Annastacia Long, Features Editor

Looking back, Keisha Mabry said she had all the time she needed, but she just did not use it right.

Mabry spoke to a crowd in the Century Rooms of the Millennium Student Center as part of the third annual Women’s Leadership Institute at the University of Missouri-St. Louis on March 17.  She said, “When I was in college I was obsessed with time. I always talked about it. I always thought about it. I was always filling in this blank: I wish I had more time to… I always wished I had more time to eat, sleep, relax, and study. And then it was the opposite. I wish I had less time to… And I kept going back and forth with time.”

Mabry went on to tell the audience that it was not 100 percent her fault that she did not use her time right. She explained that We typically are conditioned, especially as young women, that we are led to believe that we always must seek permission. Believing we are never at the right age and believing that it is never the right time.

“Time is an illusion,” she explained before asking the audience, “Then why are we obsessed?”

This lesson of the presentation “Reclaiming My Time” is exactly what the third annual conference had in mind to address leadership abilities, increase awareness of personal skills, and assist women in developing learning strategies to help them create positive sustainable change in their communities.
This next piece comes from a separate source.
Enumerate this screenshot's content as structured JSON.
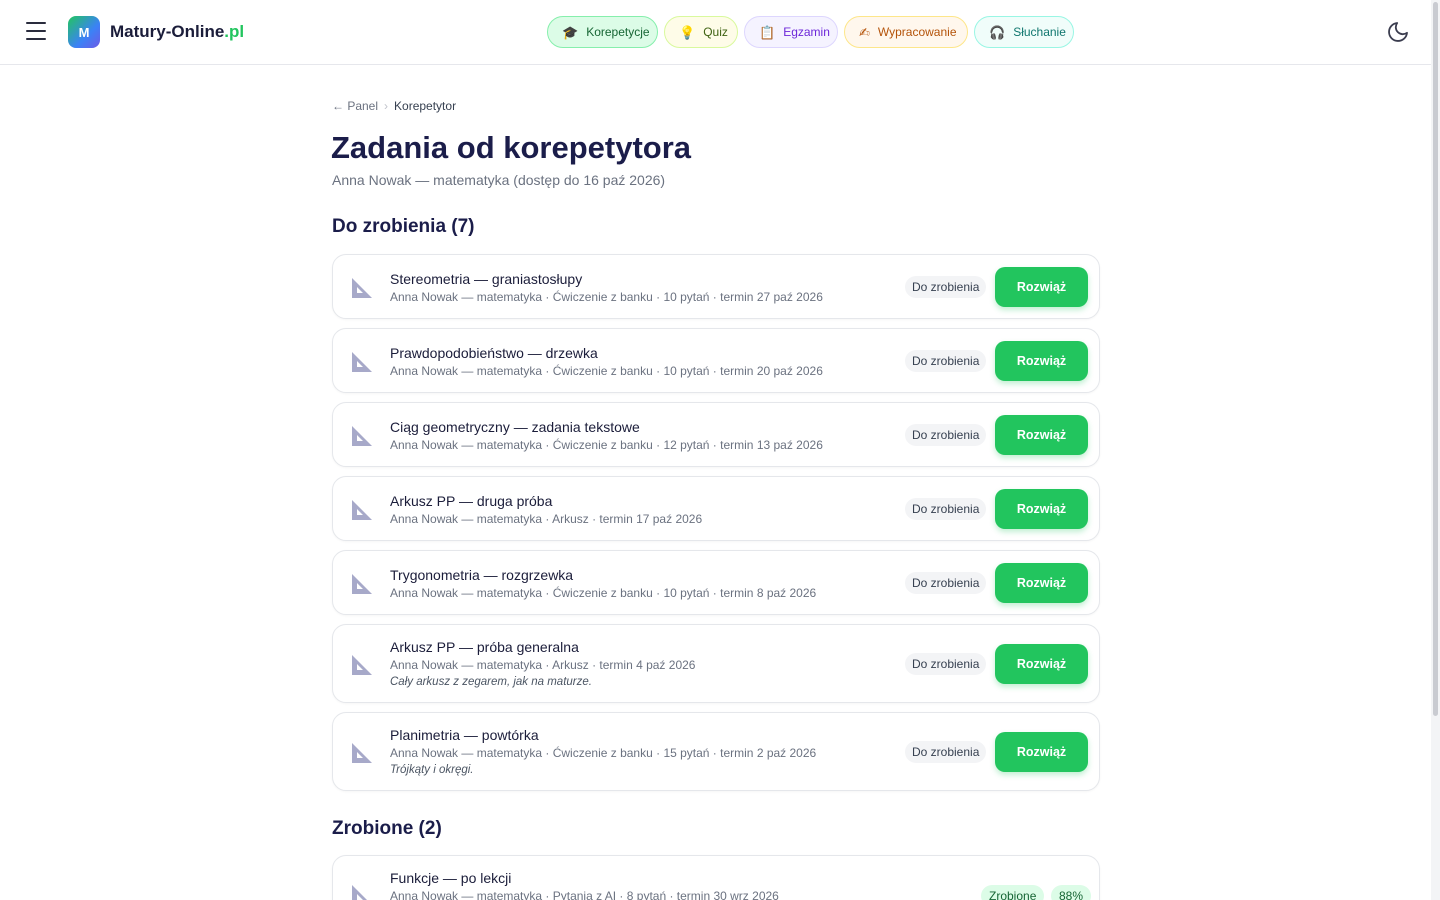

The annual, one day conference at UMSL was organized by The Office of Student Involvement and Coordinator of Leadership Education, Xavier Blackwell. OSI believes leadership is a critical part of a student’s experience in college as well as an important tool to bring to both an individual’s personal life and career. It had 21 presenters, 15 sessions, and a closing panel.

The conference offered three 50-minute breakout sessions: “Navigating Personal & Professional Life,” “Navigating Perceptions of Women in the Workforce,” and “Navigating Cultural Competencies.” This list of presenters included women in leadership roles within the St. Louis community such as Karissa Anderson, manager of advocacy for The Scholarship Foundation of St. Louis; Dawn Gipson, senior vice president and creative program director at Fleishman-Hillard; Angela Hochman, chief catalyst at BIGWIDESKY; and Cheri Tillis, executive VP and COO/Fathers’ Support Center of St. Louis.

The closing panel examined women’s leadership roles and equality in the workplace through the experiences of women. The panel included Jenna Norman, recruitment and marketing specialist; Tiffany Reed, social justice/diversity & inclusion; Eboni Sterling, academic coach; Lisa Lidgus, conservation and education liaison; and Carlie Lavin, program coordinator at St. Louis University.

They shared their experiences in the workplace including the challenges and successes along their path to leadership, the bravest decision they have made, and their advice for the next generation of women- moderated by Ashlee Roberts, assistant director of OSI.

Attendees came away considering the leadership challenges faced by women, including networking, mentorship, and career advancement. Attendees of the third annual conference looked at moving beyond the perceptions of women in the workplace and thriving in diverse cultures.